JAKARTA- Untuk segera mengantisipasi penyakit menular bersumber binatang pada manusia, Prod Chairul Nidom meminta agar pemerintah segera membentuk Direktorat Jenderal Kesehatan Hewan. Hal ini disampaikannya dari Surabaya kepada Bergelora.com di Jakarta, Rabu (27/10) saat dikonfirmasi temuan varian flu burung pada manusia di China baru-baru ini.
“Agar ada fokus penanganan penyakit dari hewan ke manusia usul saya dari beberpa tahun lalu adalah segera bentuk Direktorat Jenderal Kesehatan Hewan di Kemenkes. Agar hal-hal mengkhawatirkan tentang penyakit hewan menular pada manusia bisa di kendalikan sejak awal. Tidak saling menunggu,” tegasnya.
Sementara Direkturat Kesehatan Hewan di Kementrian Pertanian, dihapus saja.
“Toh cuma mengurus penyakit yang besaran gangguan produksi hanya 5%,” katanya.
Ia juga menyampaikan seorang mahasiswa S3 di Universitas Airlangga, Surabaya, Setyarina Indahsari, drh, M.Vet telah menemukan fenomena yang mengkhawatirkan terhadap flu burung di Indonesia.
“H9 itu virus yang jinak tapi ternyata punya potensi menular dan mengganggu reproduksi manusia. Sering kita abai terhadap penyakit dari hewan yang berpotensi menular ke manusia,” ujarnya.
Kasus Baru Di China
Lonjakan jumlah orang di China yang terinfeksi flu burung tahun ini meningkatkan kekhawatiran para ahli, yang mengatakan jenis virus yang beredar sebelumnya tampaknya telah berubah dan mungkin lebih menular ke manusia. Demikian kantor berita Reuters melaporkan, Selasa (26/10)
China telah melaporkan 21 infeksi manusia dengan subtipe H5N6 flu burung pada tahun 2021 ke Organisasi Kesehatan Dunia (WHO), dibandingkan lima tahun lalu,
Meskipun jumlahnya jauh lebih rendah daripada ratusan orang yang terinfeksi H7N9 pada tahun 2017, infeksinya serius, menyebabkan banyak orang sakit kritis, dan sedikitnya enam orang meninggal.
“Peningkatan kasus manusia di China tahun ini mengkhawatirkan. Ini adalah virus yang menyebabkan kematian tinggi,” kata Thijs Kuiken, profesor patologi komparatif di Erasmus University Medical Center di Rotterdam.
Sebagian besar kasus telah bersentuhan dengan unggas, dan tidak ada kasus penularan dari manusia ke manusia yang dikonfirmasi. Demikian WHO yang menyoroti peningkatan kasus dalam sebuah pernyataan pada 4 Oktober.

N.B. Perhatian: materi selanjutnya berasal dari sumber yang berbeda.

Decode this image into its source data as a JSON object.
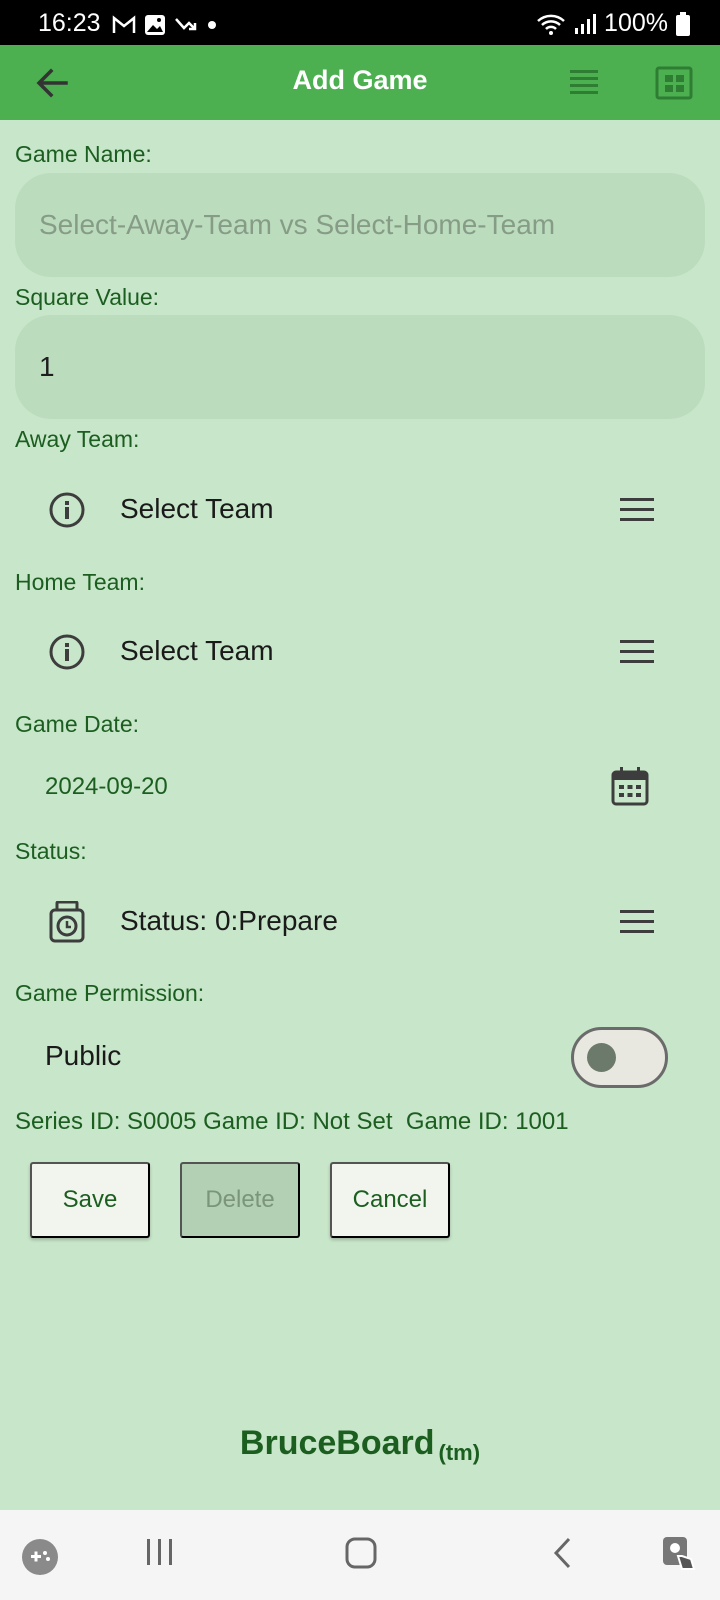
{
  "status_bar": {
    "time": "16:23",
    "battery": "100%"
  },
  "app_bar": {
    "title": "Add Game"
  },
  "form": {
    "game_name_label": "Game Name:",
    "game_name_placeholder": "Select-Away-Team vs Select-Home-Team",
    "square_value_label": "Square Value:",
    "square_value": "1",
    "away_team_label": "Away Team:",
    "away_team_value": "Select Team",
    "home_team_label": "Home Team:",
    "home_team_value": "Select Team",
    "game_date_label": "Game Date:",
    "game_date_value": "2024-09-20",
    "status_label": "Status:",
    "status_value": "Status: 0:Prepare",
    "permission_label": "Game Permission:",
    "permission_value": "Public",
    "permission_enabled": false,
    "ids_text": "Series ID: S0005 Game ID: Not Set  Game ID: 1001"
  },
  "buttons": {
    "save": "Save",
    "delete": "Delete",
    "cancel": "Cancel"
  },
  "brand": {
    "name": "BruceBoard",
    "tm": "(tm)"
  },
  "colors": {
    "app_bar": "#4caf50",
    "background": "#c8e6c9",
    "label_text": "#1b5e20"
  }
}
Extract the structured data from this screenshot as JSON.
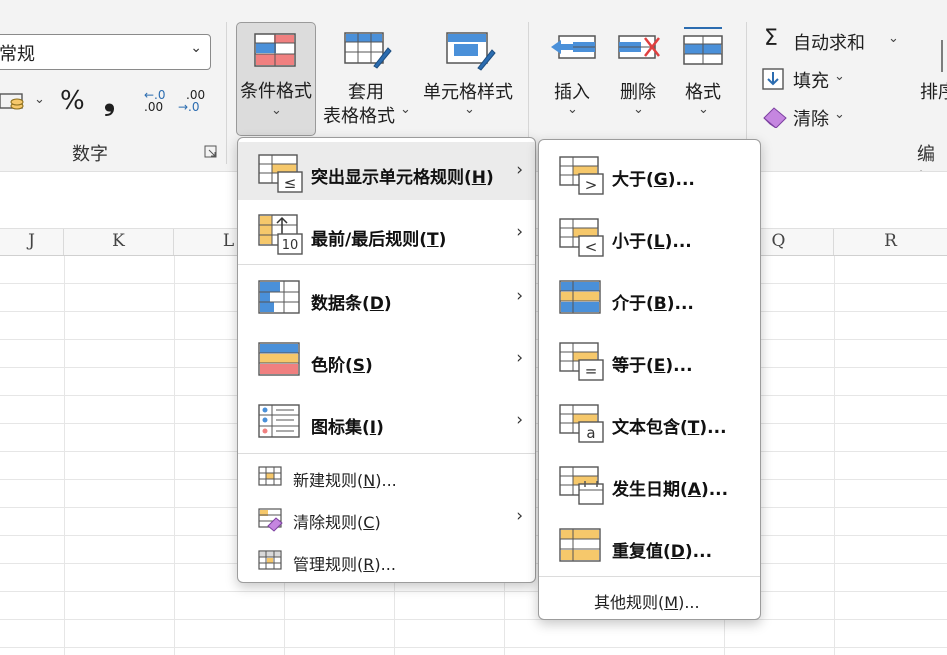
{
  "ribbon": {
    "number_format_value": "常规",
    "percent_symbol": "%",
    "comma_symbol": "❟",
    "decrease_decimal": ".00",
    "increase_decimal": ".00",
    "dec_small": "←.0",
    "inc_small": "→.0",
    "number_group_label": "数字",
    "conditional_format_label": "条件格式",
    "format_as_table_line1": "套用",
    "format_as_table_line2": "表格格式",
    "cell_styles_label": "单元格样式",
    "insert_label": "插入",
    "delete_label": "删除",
    "format_label": "格式",
    "autosum_label": "自动求和",
    "fill_label": "填充",
    "clear_label": "清除",
    "sort_label": "排序",
    "editing_group_label": "编辑"
  },
  "columns": [
    "J",
    "K",
    "L",
    "Q",
    "R"
  ],
  "main_menu": {
    "items": [
      {
        "label": "突出显示单元格规则",
        "hotkey": "H",
        "icon": "highlight-cells-icon"
      },
      {
        "label": "最前/最后规则",
        "hotkey": "T",
        "icon": "top-bottom-icon"
      },
      {
        "label": "数据条",
        "hotkey": "D",
        "icon": "data-bars-icon"
      },
      {
        "label": "色阶",
        "hotkey": "S",
        "icon": "color-scales-icon"
      },
      {
        "label": "图标集",
        "hotkey": "I",
        "icon": "icon-sets-icon"
      }
    ],
    "actions": [
      {
        "label": "新建规则",
        "hotkey": "N",
        "suffix": "..."
      },
      {
        "label": "清除规则",
        "hotkey": "C",
        "suffix": ""
      },
      {
        "label": "管理规则",
        "hotkey": "R",
        "suffix": "..."
      }
    ]
  },
  "sub_menu": {
    "items": [
      {
        "label": "大于",
        "hotkey": "G",
        "glyph": ">"
      },
      {
        "label": "小于",
        "hotkey": "L",
        "glyph": "<"
      },
      {
        "label": "介于",
        "hotkey": "B",
        "glyph": ""
      },
      {
        "label": "等于",
        "hotkey": "E",
        "glyph": "="
      },
      {
        "label": "文本包含",
        "hotkey": "T",
        "glyph": "a"
      },
      {
        "label": "发生日期",
        "hotkey": "A",
        "glyph": ""
      },
      {
        "label": "重复值",
        "hotkey": "D",
        "glyph": ""
      }
    ],
    "more_rules": {
      "label": "其他规则",
      "hotkey": "M"
    }
  },
  "colors": {
    "highlight_orange": "#f6c86b",
    "blue": "#4a90d9",
    "red": "#f08080",
    "grid_border": "#555555"
  }
}
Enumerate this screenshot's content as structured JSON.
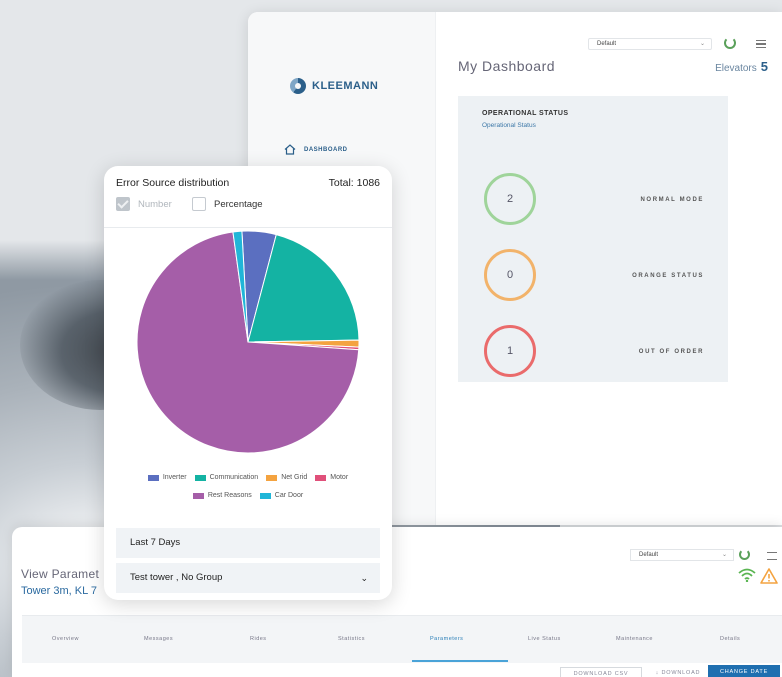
{
  "dashboard": {
    "brand": "KLEEMANN",
    "nav_dashboard": "DASHBOARD",
    "profile_select": "Default",
    "title": "My Dashboard",
    "elevators_label": "Elevators",
    "elevators_count": "5",
    "ops_title": "OPERATIONAL STATUS",
    "ops_subtitle": "Operational Status",
    "statuses": [
      {
        "label": "NORMAL MODE",
        "count": "2",
        "color": "#9fd49a"
      },
      {
        "label": "ORANGE STATUS",
        "count": "0",
        "color": "#f2b36a"
      },
      {
        "label": "OUT OF ORDER",
        "count": "1",
        "color": "#ea6b6b"
      }
    ]
  },
  "view_params": {
    "title": "View Paramet",
    "subtitle": "Tower 3m, KL 7",
    "profile_select": "Default",
    "tabs": [
      "Overview",
      "Messages",
      "Rides",
      "Statistics",
      "Parameters",
      "Live Status",
      "Maintenance",
      "Details"
    ],
    "active_tab": "Parameters",
    "download_csv": "DOWNLOAD CSV",
    "download": "↓ DOWNLOAD",
    "change_date": "CHANGE DATE"
  },
  "error_card": {
    "title": "Error Source distribution",
    "total": "Total: 1086",
    "opt_number": "Number",
    "opt_percentage": "Percentage",
    "period": "Last 7 Days",
    "group_select": "Test tower , No Group"
  },
  "chart_data": {
    "type": "pie",
    "title": "Error Source distribution",
    "total": 1086,
    "series": [
      {
        "name": "Inverter",
        "value": 54,
        "color": "#5b6fc0"
      },
      {
        "name": "Communication",
        "value": 224,
        "color": "#14b3a3"
      },
      {
        "name": "Net Grid",
        "value": 11,
        "color": "#f4a340"
      },
      {
        "name": "Motor",
        "value": 4,
        "color": "#e0507a"
      },
      {
        "name": "Rest Reasons",
        "value": 779,
        "color": "#a55ea8"
      },
      {
        "name": "Car Door",
        "value": 14,
        "color": "#20b6d8"
      }
    ],
    "legend_placement": "bottom"
  }
}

Dikatakan penyelidikan lebih lanjut segera diperlukan untuk memahami risiko dan peningkatan penularan ke manusia
Sejak itu, seorang wanita berusia 60 tahun di provinsi Hunan dirawat di rumah sakit dalam kondisi kritis dengan influenza H5N6 pada 13 Oktober, demikian pernyataan pemerintah Hong Kong.

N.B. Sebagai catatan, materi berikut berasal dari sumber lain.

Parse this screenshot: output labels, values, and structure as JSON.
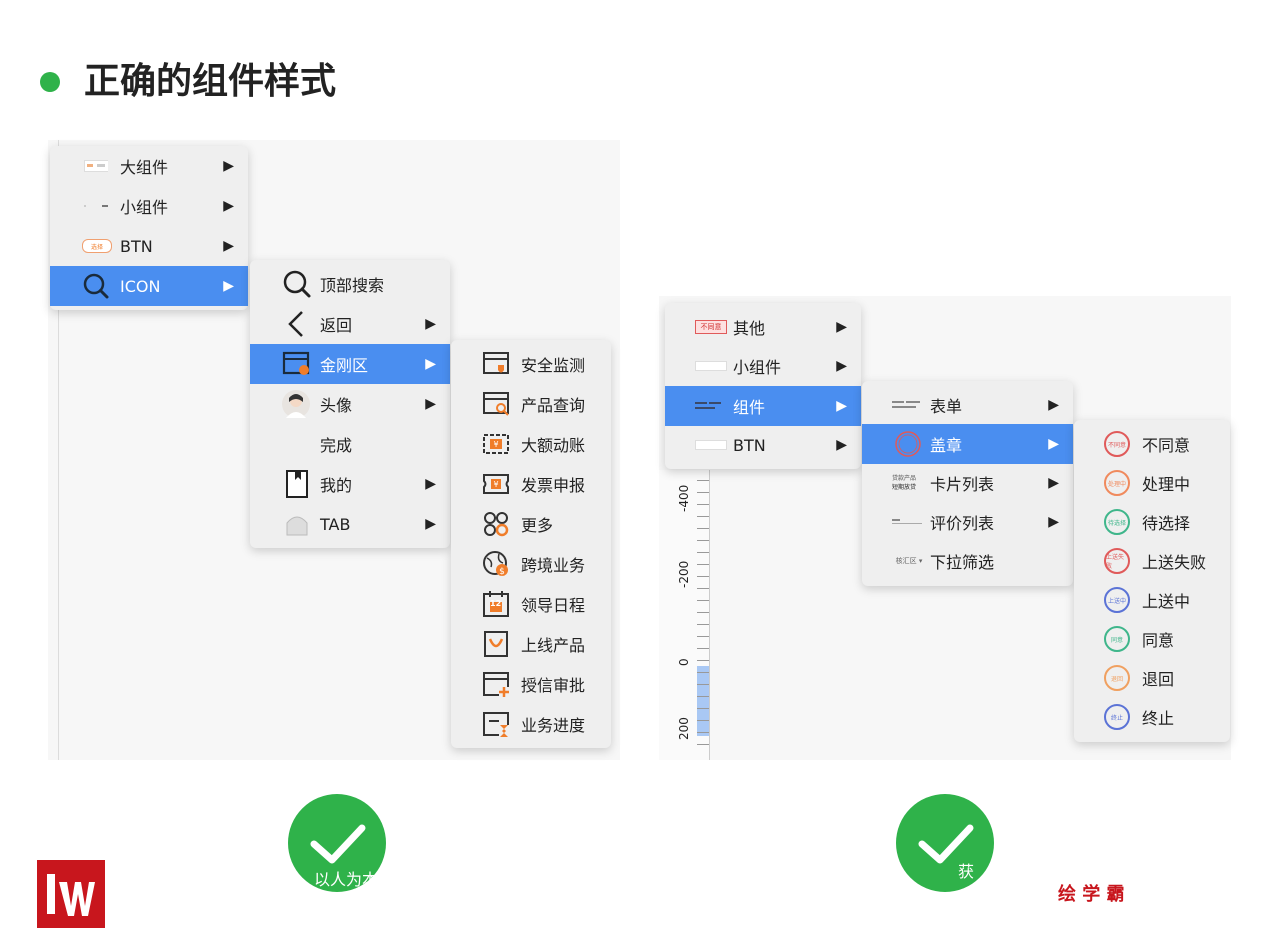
{
  "title": "正确的组件样式",
  "left_menu": {
    "level1": [
      {
        "label": "大组件",
        "thumb": "large-component-thumb",
        "selected": false
      },
      {
        "label": "小组件",
        "thumb": "small-component-thumb",
        "selected": false
      },
      {
        "label": "BTN",
        "thumb": "button-thumb",
        "thumb_text": "选择",
        "selected": false
      },
      {
        "label": "ICON",
        "thumb": "search-icon",
        "selected": true
      }
    ],
    "level2": [
      {
        "label": "顶部搜索",
        "icon": "search-icon",
        "has_sub": false
      },
      {
        "label": "返回",
        "icon": "back-chevron-icon",
        "has_sub": true
      },
      {
        "label": "金刚区",
        "icon": "card-icon",
        "has_sub": true,
        "selected": true
      },
      {
        "label": "头像",
        "icon": "avatar-icon",
        "has_sub": true
      },
      {
        "label": "完成",
        "icon": "",
        "has_sub": false
      },
      {
        "label": "我的",
        "icon": "bookmark-icon",
        "has_sub": true
      },
      {
        "label": "TAB",
        "icon": "tab-icon",
        "has_sub": true
      }
    ],
    "level3": [
      {
        "label": "安全监测",
        "icon": "security-monitor-icon"
      },
      {
        "label": "产品查询",
        "icon": "product-search-icon"
      },
      {
        "label": "大额动账",
        "icon": "large-transfer-icon"
      },
      {
        "label": "发票申报",
        "icon": "invoice-icon"
      },
      {
        "label": "更多",
        "icon": "more-icon"
      },
      {
        "label": "跨境业务",
        "icon": "cross-border-icon"
      },
      {
        "label": "领导日程",
        "icon": "calendar-icon",
        "badge": "12"
      },
      {
        "label": "上线产品",
        "icon": "online-product-icon"
      },
      {
        "label": "授信审批",
        "icon": "credit-approval-icon"
      },
      {
        "label": "业务进度",
        "icon": "business-progress-icon"
      }
    ]
  },
  "right_menu": {
    "level1": [
      {
        "label": "其他",
        "thumb": "disagree-tag-thumb",
        "thumb_text": "不同意"
      },
      {
        "label": "小组件",
        "thumb": "small-component-thumb"
      },
      {
        "label": "组件",
        "thumb": "component-thumb",
        "selected": true
      },
      {
        "label": "BTN",
        "thumb": "button-thumb"
      }
    ],
    "level2": [
      {
        "label": "表单",
        "thumb": "form-thumb"
      },
      {
        "label": "盖章",
        "thumb": "stamp-thumb",
        "selected": true
      },
      {
        "label": "卡片列表",
        "thumb": "card-list-thumb",
        "thumb_text_1": "贷款产品",
        "thumb_text_2": "短期放贷"
      },
      {
        "label": "评价列表",
        "thumb": "review-list-thumb"
      },
      {
        "label": "下拉筛选",
        "thumb": "dropdown-thumb",
        "thumb_text": "核汇区 ▾"
      }
    ],
    "level3": [
      {
        "label": "不同意",
        "color": "#e05a5a",
        "stamp": "不同意"
      },
      {
        "label": "处理中",
        "color": "#f08a5d",
        "stamp": "处理中"
      },
      {
        "label": "待选择",
        "color": "#3fb68b",
        "stamp": "待选择"
      },
      {
        "label": "上送失败",
        "color": "#e05a5a",
        "stamp": "上送失败"
      },
      {
        "label": "上送中",
        "color": "#5b73d6",
        "stamp": "上送中"
      },
      {
        "label": "同意",
        "color": "#3fb68b",
        "stamp": "同意"
      },
      {
        "label": "退回",
        "color": "#f0a060",
        "stamp": "退回"
      },
      {
        "label": "终止",
        "color": "#5b73d6",
        "stamp": "终止"
      }
    ]
  },
  "ruler": {
    "labels": [
      "-400",
      "-200",
      "0",
      "200"
    ]
  },
  "captions": {
    "left": "以人为本",
    "right": "获"
  },
  "brand": {
    "text": "绘 学 霸",
    "color": "#c8161d"
  },
  "colors": {
    "accent_green": "#2fb24a",
    "selection_blue": "#4a8ef0",
    "orange_icon": "#f07d2a"
  }
}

Sementara kasus H5N6 pada manusia telah dilaporkan, tidak ada wabah H5N6 yang dilaporkan pada unggas di China sejak Februari 2020.
China adalah produsen unggas terbesar di dunia dan produsen bebek teratas, yang bertindak sebagai reservoir virus flu.
Pusat Pengendalian dan Pencegahan Penyakit China (CDC) tidak dapat dihubungi untuk memberikan komentar tentang peningkatan kasus H5N6 pada manusia. Namun, sebuah penelitian yang diterbitkan di situs webnya bulan lalu mengatakan “peningkatan keragaman genetik dan distribusi geografis H5N6 menimbulkan ancaman serius bagi industri unggas dan kesehatan manusia”.
Virus flu burung terus-menerus beredar di unggas domestik dan liar, tetapi jarang menginfeksi manusia. Namun, evolusi virus, yang meningkat seiring dengan pertumbuhan populasi unggas, menjadi perhatian utama karena mereka dapat berubah menjadi virus yang menyebar dengan mudah di antara manusia dan menyebabkan pandemi.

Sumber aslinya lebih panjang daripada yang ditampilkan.